Many apartment communities have been taking extra cleaning and safety precautions since the Coronavirus pandemic began, as well. These steps seem to help quell concerns as we also previously heard in a coronavirus survey in April 2020 that most (64 percent) renters feel safe in their community during the pandemic.

Fewer frequent flyer points?

More than one-third of renters (36.2 percent) estimate that they'll travel less for vacation or work in the next year, but just more than one-third (35.4 percent) also predict they'll do about the same amount of travel in the same timeframe.

Other research on work travel commissioned by the SAP Concur Organization in May – June 2020 shows that sentiment is a bit mixed for business travelers who are looking ahead at their next trips post-COVID, with many expecting to feel worry (39 percent) or anxiety (30 percent) and 32 percent expecting they'll be excited to travel again.

Renters looking ahead

So, what do renters think life will look like in five years because of coronavirus' impact? Overall, renters expect they'll be doing many things virtually including working (61.2 percent), having telemedicine appointments (40 percent) and learning (46.7 percent).

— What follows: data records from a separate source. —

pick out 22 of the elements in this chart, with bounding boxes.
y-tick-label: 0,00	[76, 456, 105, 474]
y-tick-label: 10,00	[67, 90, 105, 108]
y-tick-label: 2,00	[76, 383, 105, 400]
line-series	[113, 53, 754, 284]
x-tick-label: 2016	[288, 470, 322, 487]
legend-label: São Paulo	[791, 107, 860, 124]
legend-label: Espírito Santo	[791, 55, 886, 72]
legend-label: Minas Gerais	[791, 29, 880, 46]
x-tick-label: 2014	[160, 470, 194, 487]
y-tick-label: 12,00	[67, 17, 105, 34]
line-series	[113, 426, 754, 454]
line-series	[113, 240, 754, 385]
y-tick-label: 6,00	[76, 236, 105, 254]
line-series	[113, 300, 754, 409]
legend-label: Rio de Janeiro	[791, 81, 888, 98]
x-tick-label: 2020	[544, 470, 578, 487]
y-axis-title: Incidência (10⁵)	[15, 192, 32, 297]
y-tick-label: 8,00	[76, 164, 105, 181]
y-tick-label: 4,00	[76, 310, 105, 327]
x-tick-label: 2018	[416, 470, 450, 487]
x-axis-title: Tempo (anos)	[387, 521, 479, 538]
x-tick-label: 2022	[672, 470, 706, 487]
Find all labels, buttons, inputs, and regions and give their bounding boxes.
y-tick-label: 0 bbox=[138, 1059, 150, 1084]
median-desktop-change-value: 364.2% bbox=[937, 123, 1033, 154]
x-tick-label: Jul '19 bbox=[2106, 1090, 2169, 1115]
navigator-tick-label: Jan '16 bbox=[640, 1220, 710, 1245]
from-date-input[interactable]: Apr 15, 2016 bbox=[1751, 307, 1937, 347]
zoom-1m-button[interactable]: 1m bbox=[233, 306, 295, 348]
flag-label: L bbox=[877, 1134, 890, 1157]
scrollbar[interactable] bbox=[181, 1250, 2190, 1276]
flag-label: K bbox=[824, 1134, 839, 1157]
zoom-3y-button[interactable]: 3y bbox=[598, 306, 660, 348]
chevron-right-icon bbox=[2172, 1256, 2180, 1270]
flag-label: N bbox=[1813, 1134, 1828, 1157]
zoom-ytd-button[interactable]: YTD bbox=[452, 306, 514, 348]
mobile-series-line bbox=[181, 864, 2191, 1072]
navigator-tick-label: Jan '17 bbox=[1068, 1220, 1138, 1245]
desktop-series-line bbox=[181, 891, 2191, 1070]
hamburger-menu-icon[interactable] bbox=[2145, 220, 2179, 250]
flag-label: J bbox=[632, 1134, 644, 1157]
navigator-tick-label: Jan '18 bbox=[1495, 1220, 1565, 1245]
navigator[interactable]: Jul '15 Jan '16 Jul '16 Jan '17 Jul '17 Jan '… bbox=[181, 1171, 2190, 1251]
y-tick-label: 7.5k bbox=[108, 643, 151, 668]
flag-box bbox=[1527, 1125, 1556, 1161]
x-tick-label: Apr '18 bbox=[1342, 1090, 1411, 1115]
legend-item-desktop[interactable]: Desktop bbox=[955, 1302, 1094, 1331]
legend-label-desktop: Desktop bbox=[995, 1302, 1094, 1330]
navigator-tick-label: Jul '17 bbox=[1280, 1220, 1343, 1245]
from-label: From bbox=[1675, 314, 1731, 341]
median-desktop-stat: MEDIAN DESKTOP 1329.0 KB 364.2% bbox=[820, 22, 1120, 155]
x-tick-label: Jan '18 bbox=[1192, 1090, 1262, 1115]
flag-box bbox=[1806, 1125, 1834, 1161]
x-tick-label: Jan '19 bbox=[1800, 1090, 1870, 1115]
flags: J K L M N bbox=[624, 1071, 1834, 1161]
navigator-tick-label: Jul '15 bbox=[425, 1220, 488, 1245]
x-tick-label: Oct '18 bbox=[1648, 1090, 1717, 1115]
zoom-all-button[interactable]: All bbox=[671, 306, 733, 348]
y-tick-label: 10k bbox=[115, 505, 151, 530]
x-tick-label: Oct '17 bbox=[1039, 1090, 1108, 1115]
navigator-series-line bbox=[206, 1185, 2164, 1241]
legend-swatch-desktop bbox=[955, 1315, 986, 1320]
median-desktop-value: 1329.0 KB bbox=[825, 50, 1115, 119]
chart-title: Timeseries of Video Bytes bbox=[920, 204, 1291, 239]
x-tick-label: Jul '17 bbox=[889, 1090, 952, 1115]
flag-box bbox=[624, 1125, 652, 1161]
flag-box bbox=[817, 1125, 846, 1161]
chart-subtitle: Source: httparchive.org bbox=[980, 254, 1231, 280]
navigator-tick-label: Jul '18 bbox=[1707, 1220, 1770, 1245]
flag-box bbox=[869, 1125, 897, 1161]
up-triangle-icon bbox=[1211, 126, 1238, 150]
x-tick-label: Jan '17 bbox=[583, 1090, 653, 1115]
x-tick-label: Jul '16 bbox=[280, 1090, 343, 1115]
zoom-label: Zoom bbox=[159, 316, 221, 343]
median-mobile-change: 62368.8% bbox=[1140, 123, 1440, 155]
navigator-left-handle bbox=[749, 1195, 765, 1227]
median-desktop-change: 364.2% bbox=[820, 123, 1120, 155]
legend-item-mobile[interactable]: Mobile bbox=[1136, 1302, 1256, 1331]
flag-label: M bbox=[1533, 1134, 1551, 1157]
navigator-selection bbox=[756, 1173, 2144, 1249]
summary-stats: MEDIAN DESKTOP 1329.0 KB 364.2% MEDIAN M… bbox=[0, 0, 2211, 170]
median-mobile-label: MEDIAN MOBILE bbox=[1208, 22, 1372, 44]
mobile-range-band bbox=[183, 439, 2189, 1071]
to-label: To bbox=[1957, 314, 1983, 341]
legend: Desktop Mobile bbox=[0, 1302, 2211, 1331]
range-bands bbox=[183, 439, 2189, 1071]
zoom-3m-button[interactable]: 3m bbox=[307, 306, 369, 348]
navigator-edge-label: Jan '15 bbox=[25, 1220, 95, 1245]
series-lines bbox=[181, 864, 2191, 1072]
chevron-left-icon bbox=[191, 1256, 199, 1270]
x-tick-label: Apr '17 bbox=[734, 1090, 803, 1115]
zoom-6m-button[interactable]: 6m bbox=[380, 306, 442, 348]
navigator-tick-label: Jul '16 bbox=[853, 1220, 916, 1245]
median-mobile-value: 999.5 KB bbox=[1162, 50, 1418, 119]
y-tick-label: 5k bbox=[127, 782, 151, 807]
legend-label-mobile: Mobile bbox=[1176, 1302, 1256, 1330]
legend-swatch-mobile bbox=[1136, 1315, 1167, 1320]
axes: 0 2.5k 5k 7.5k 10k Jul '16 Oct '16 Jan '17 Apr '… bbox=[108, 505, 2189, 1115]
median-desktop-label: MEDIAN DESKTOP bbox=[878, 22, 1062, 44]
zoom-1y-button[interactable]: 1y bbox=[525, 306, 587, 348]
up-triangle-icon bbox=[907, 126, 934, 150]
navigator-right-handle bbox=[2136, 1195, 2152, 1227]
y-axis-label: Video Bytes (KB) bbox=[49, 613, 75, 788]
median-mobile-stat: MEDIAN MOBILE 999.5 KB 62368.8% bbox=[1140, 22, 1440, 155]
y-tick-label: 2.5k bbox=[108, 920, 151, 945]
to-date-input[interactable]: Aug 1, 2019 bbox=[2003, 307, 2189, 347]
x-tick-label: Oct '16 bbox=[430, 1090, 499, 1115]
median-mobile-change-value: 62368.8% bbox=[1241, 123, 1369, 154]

More than one-third of renters also expect businesses and retail stores will require masks or social distancing even as far out as 2025, with 38.7 percent saying that'll be part of our “new normal."

Survey methodology

The Apartment Guide survey included collected responses in August 2020 from 1,059 respondents from current renters ages 18 and up. Of these respondents, 51.8 percent were female and 48.2 percent were male. Most were ages 18-60, with 95.9 percent of respondents falling in this age range. Just more than 80 percent of respondents were from renters with less than $100,000 in annual household income, with 55.2 percent reporting a household income of below $50,000.

Survey results were self-reported and are, therefore, subject to response biases, such as but not limited to social desirability and acquiescence biases.

Fair use statement

We don't mind sharing this information to help you with your personal projects and research regarding coronavirus and renter sentiments. If you'd like to share our findings with your followers or network, the graphics and content found here are available for non-commercial reuse. We just ask that you include a link back to this page so that readers get all the information and the authors receive proper credit.